L, yes, CPI is low but "money supply" in the abstract sense is out of control, this is the flip side of land and share price bubbles, the two go hand in hand. Well, yes. That's what I was saying.

L, govt bond rates are ultimately set "by the market" not by the BoE. True. But in the meantime the Bank of E is doing what it can to rig market forces. Sooner or later that will come home to bite them in the arse.

Mark Wadsworth said...

F, agreed.

SL, agreed.

IB, Basel Regs are made-up after the event.

Maybe banks are supposed to only be 95% deposits/bonds and 5% share capital/retained profits.

Point is that loans out are 100% and deposits/loans in are 95%.

That 5% "buffer" is fairly meaningless in the grander scheme of things.

For example, imagine that a bank has £5 share capital and £5 in the safe, but nobody wants to borrow anything or deposit with them. The other £95 does not come into existence on either side until people borrow from them and other people deposit with them.

Din, we've done QE over and over. All that happened was that the BoE swapped long term debts for short term debts.

Before QE:
BoE owes banks, pensions companies etc £375 bn long term bonds.

After QE:
BoE owes banks, pensions companies etc £375 bn short term.

(As an accounting fiction, one part of the BoE owes another part £375 bn long term bonds, ignore this bit).

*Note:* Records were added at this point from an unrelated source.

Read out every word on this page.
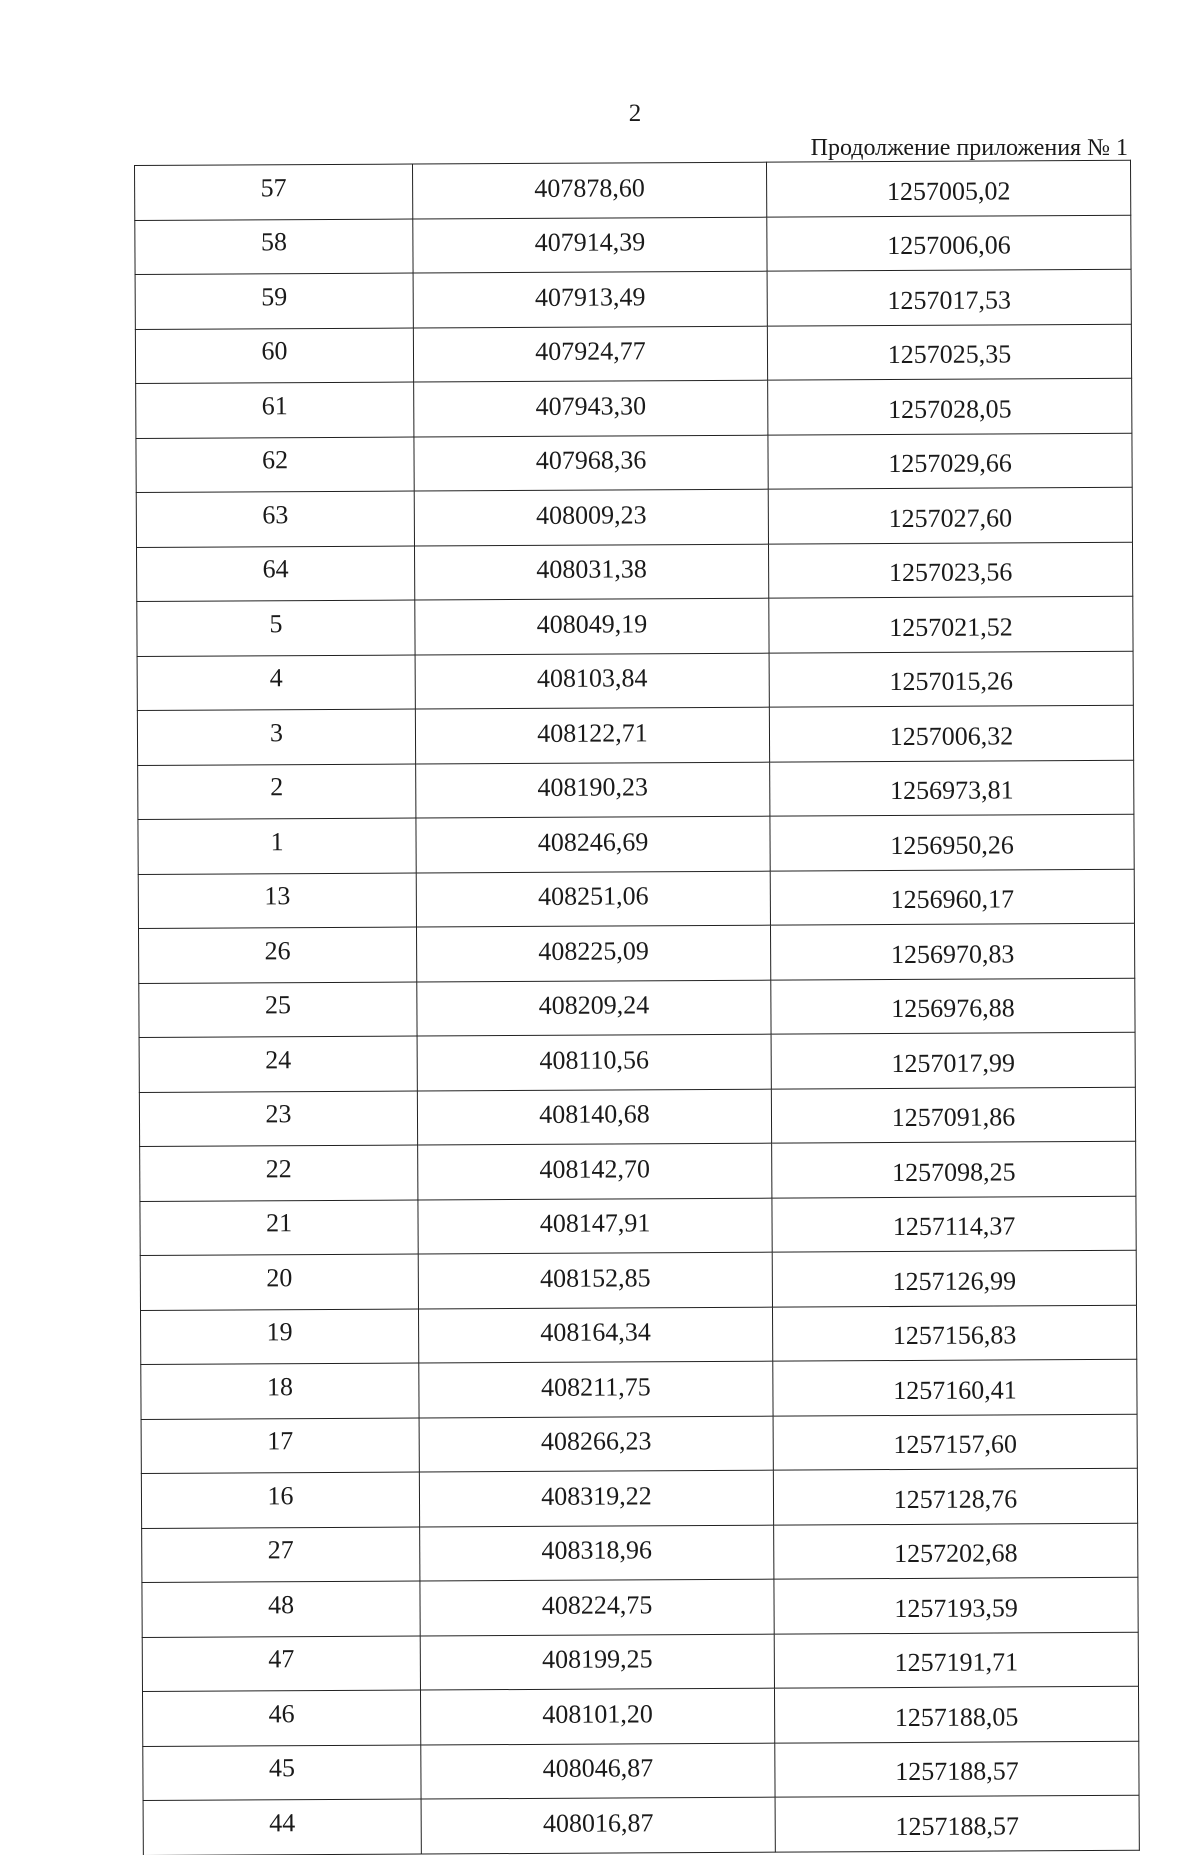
2
Продолжение приложения № 1
57	407878,60	1257005,02
58	407914,39	1257006,06
59	407913,49	1257017,53
60	407924,77	1257025,35
61	407943,30	1257028,05
62	407968,36	1257029,66
63	408009,23	1257027,60
64	408031,38	1257023,56
5	408049,19	1257021,52
4	408103,84	1257015,26
3	408122,71	1257006,32
2	408190,23	1256973,81
1	408246,69	1256950,26
13	408251,06	1256960,17
26	408225,09	1256970,83
25	408209,24	1256976,88
24	408110,56	1257017,99
23	408140,68	1257091,86
22	408142,70	1257098,25
21	408147,91	1257114,37
20	408152,85	1257126,99
19	408164,34	1257156,83
18	408211,75	1257160,41
17	408266,23	1257157,60
16	408319,22	1257128,76
27	408318,96	1257202,68
48	408224,75	1257193,59
47	408199,25	1257191,71
46	408101,20	1257188,05
45	408046,87	1257188,57
44	408016,87	1257188,57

L, yes, the BoE appear to be rigging things and getting away with it, but sooner or later the markets will come back and bite them - i.e. us taxpayers - in the arse.

Lola said...

MW. Ah yes. But when? If we can work that out we can make a killing.

Dinero said...

banks can satisfy regulatory capital by charging a loan arrangement fee.


For example a 5% requirement

capital = assets - liabilaties.

therefore if someone borrows £100 and pays a £5 arrangement fee

assets = £100

liabilaties =£95

and capital = £5 = 5% which satisfies regulatory capital.

Mark Wadsworth said...

L, that is the multi-billion dollar question :-)

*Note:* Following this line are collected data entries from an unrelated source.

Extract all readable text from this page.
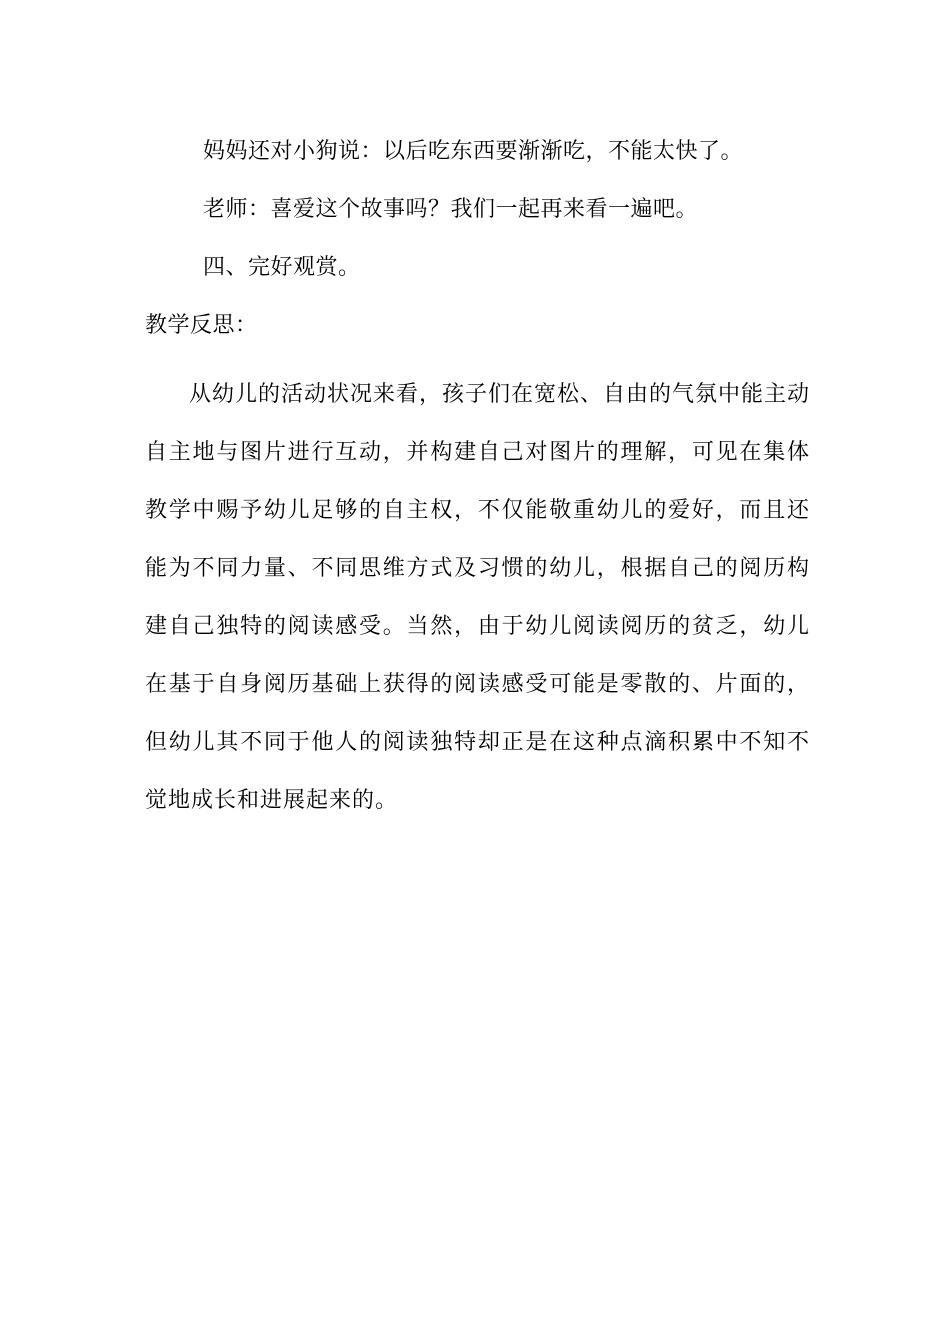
妈妈还对小狗说：以后吃东西要渐渐吃，不能太快了。
老师：喜爱这个故事吗？我们一起再来看一遍吧。
四、完好观赏。
教学反思：
从幼儿的活动状况来看，孩子们在宽松、自由的气氛中能主动自主地与图片进行互动，并构建自己对图片的理解，可见在集体教学中赐予幼儿足够的自主权，不仅能敬重幼儿的爱好，而且还能为不同力量、不同思维方式及习惯的幼儿，根据自己的阅历构建自己独特的阅读感受。当然，由于幼儿阅读阅历的贫乏，幼儿在基于自身阅历基础上获得的阅读感受可能是零散的、片面的，但幼儿其不同于他人的阅读独特却正是在这种点滴积累中不知不觉地成长和进展起来的。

Din, that is an excellent example.

A lot of banks now charge interest up front aka "arrangement fees" presumably partly for this reason and partly because they can book it as profits on Day One (in exchange for slightly lower profits over the next 25 years).

Lola said...

MW. But with 'your brain the size of a planet' I am sure you can work it out....

Lola said...

Din and MW.

Mortgage lenders have been doing up front profit fees for years. Mostly up front fees on fixed rate loans mortgages cover the 'loss' of interest in the fixed rate period, plus a not inconsiderable bit.

Mark Wadsworth said...

L, I wish I could but I've used up my nine lives and have retired from the speculating game.

As to up front fees, have they? I took out a ten-year fixed rate in 19998 from The Halifax and there was no up front charge.

There was penalty interest if I repaid early, fair enough.

Lola said...

MW. Yep, 1998 would have been OK. But as you have already said previously, and as I agreed and observed at the time, by 2001 / 2003 it was all getting very silly.

The best deals from then on were low spread whole of term trackers, often at base plus 0.5% and I did quite a few of those (on the basis that you couldn't really lose at a spread of 0.5%).

Got a lot of happy clients now...!

Pablo said...

MW: these Positive Money people always trip themselves up in the end because they don't quite understand things properly. Nearly but not quite
What about Zarlenga over at AMI - do ya reckon he's got a grip?